Please forgive me for the title, a better one would have been "Recurrent
Error Propagation Networks".  This is my PhD thesis, submitted in Feb 1989
and is a concatenation of the work I had done to that date.

Summary:

This thesis extends the error propagation network to deal with time varying
or dynamic patterns.  Examples are given of supervised, reinforcement driven
and unsupervised learning.

Chapter 1 presents an overview of connectionist models.

Chapter 2 introduces the error propagation algorithm for general node types.

Chapter 3 discusses the issue of data representation in connectionist models.

Chapter 4 describes the use of several types of networks applied to the
problem of the recognition of steady state vowels from multiple speakers.

Chapter 5 extends the error propagation algorithm to deal with time varying
input.  Three possible architectures are explored which deal with learning
sequences of known length and sequences of unknown and possibly indefinite
length.  Several simple examples are given.

Chapter 6 describes the use of two dynamic nets to form a speech coder.  The
popular method of Differential Pulse Code Modulation for speech coding
employs two linear filters to encoded and decode speech.  By generalising
these to non-linear filters, implemented as dynamic nets, a reduction in the
noise imposed by a limited bandwidth channel is achieved.

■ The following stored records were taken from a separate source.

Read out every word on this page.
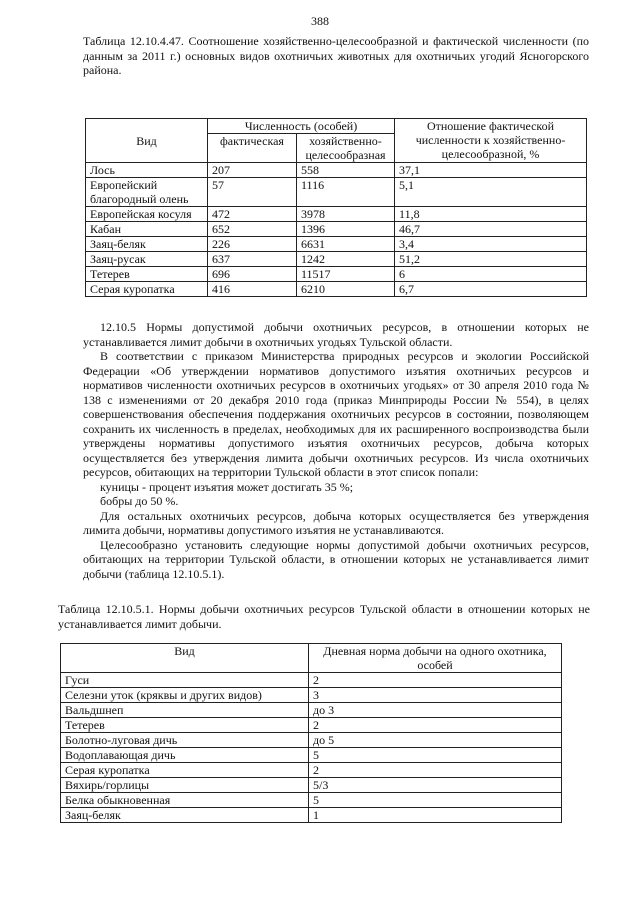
388
Таблица 12.10.4.47. Соотношение хозяйственно-целесообразной и фактической численности (по данным за 2011 г.) основных видов охотничьих животных для охотничьих угодий Ясногорского района.
Вид	Численность (особей)		Отношение фактической численности к хозяйственно-целесообразной, %
	фактическая	хозяйственно-целесообразная	
Лось	207	558	37,1
Европейский благородный олень	57	1116	5,1
Европейская косуля	472	3978	11,8
Кабан	652	1396	46,7
Заяц-беляк	226	6631	3,4
Заяц-русак	637	1242	51,2
Тетерев	696	11517	6
Серая куропатка	416	6210	6,7

12.10.5 Нормы допустимой добычи охотничьих ресурсов, в отношении которых не устанавливается лимит добычи в охотничьих угодьях Тульской области.

В соответствии с приказом Министерства природных ресурсов и экологии Российской Федерации «Об утверждении нормативов допустимого изъятия охотничьих ресурсов и нормативов численности охотничьих ресурсов в охотничьих угодьях» от 30 апреля 2010 года № 138 с изменениями от 20 декабря 2010 года (приказ Минприроды России № 554), в целях совершенствования обеспечения поддержания охотничьих ресурсов в состоянии, позволяющем сохранить их численность в пределах, необходимых для их расширенного воспроизводства были утверждены нормативы допустимого изъятия охотничьих ресурсов, добыча которых осуществляется без утверждения лимита добычи охотничьих ресурсов. Из числа охотничьих ресурсов, обитающих на территории Тульской области в этот список попали:

куницы - процент изъятия может достигать 35 %;

бобры до 50 %.

Для остальных охотничьих ресурсов, добыча которых осуществляется без утверждения лимита добычи, нормативы допустимого изъятия не устанавливаются.

Целесообразно установить следующие нормы допустимой добычи охотничьих ресурсов, обитающих на территории Тульской области, в отношении которых не устанавливается лимит добычи (таблица 12.10.5.1).

Таблица 12.10.5.1. Нормы добычи охотничьих ресурсов Тульской области в отношении которых не устанавливается лимит добычи.
Вид	Дневная норма добычи на одного охотника, особей
Гуси	2
Селезни уток (кряквы и других видов)	3
Вальдшнеп	до 3
Тетерев	2
Болотно-луговая дичь	до 5
Водоплавающая дичь	5
Серая куропатка	2
Вяхирь/горлицы	5/3
Белка обыкновенная	5
Заяц-беляк	1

Chapter 7 describes the application of a dynamic net to the recognition of a
large subset of the phonemes of English from continuous speech.  The dynamic
net is found to give a higher recognition rate both in comparison with a
fixed window net and with the established k nearest neighbour technique.

Chapter 8 describes a further development of dynamic nets which allows them
to be trained by a reinforcement signal which expresses the correctness of
the output of the net.  Two possible architectures are given and an example
of learning to play the game of noughts and crosses is presented.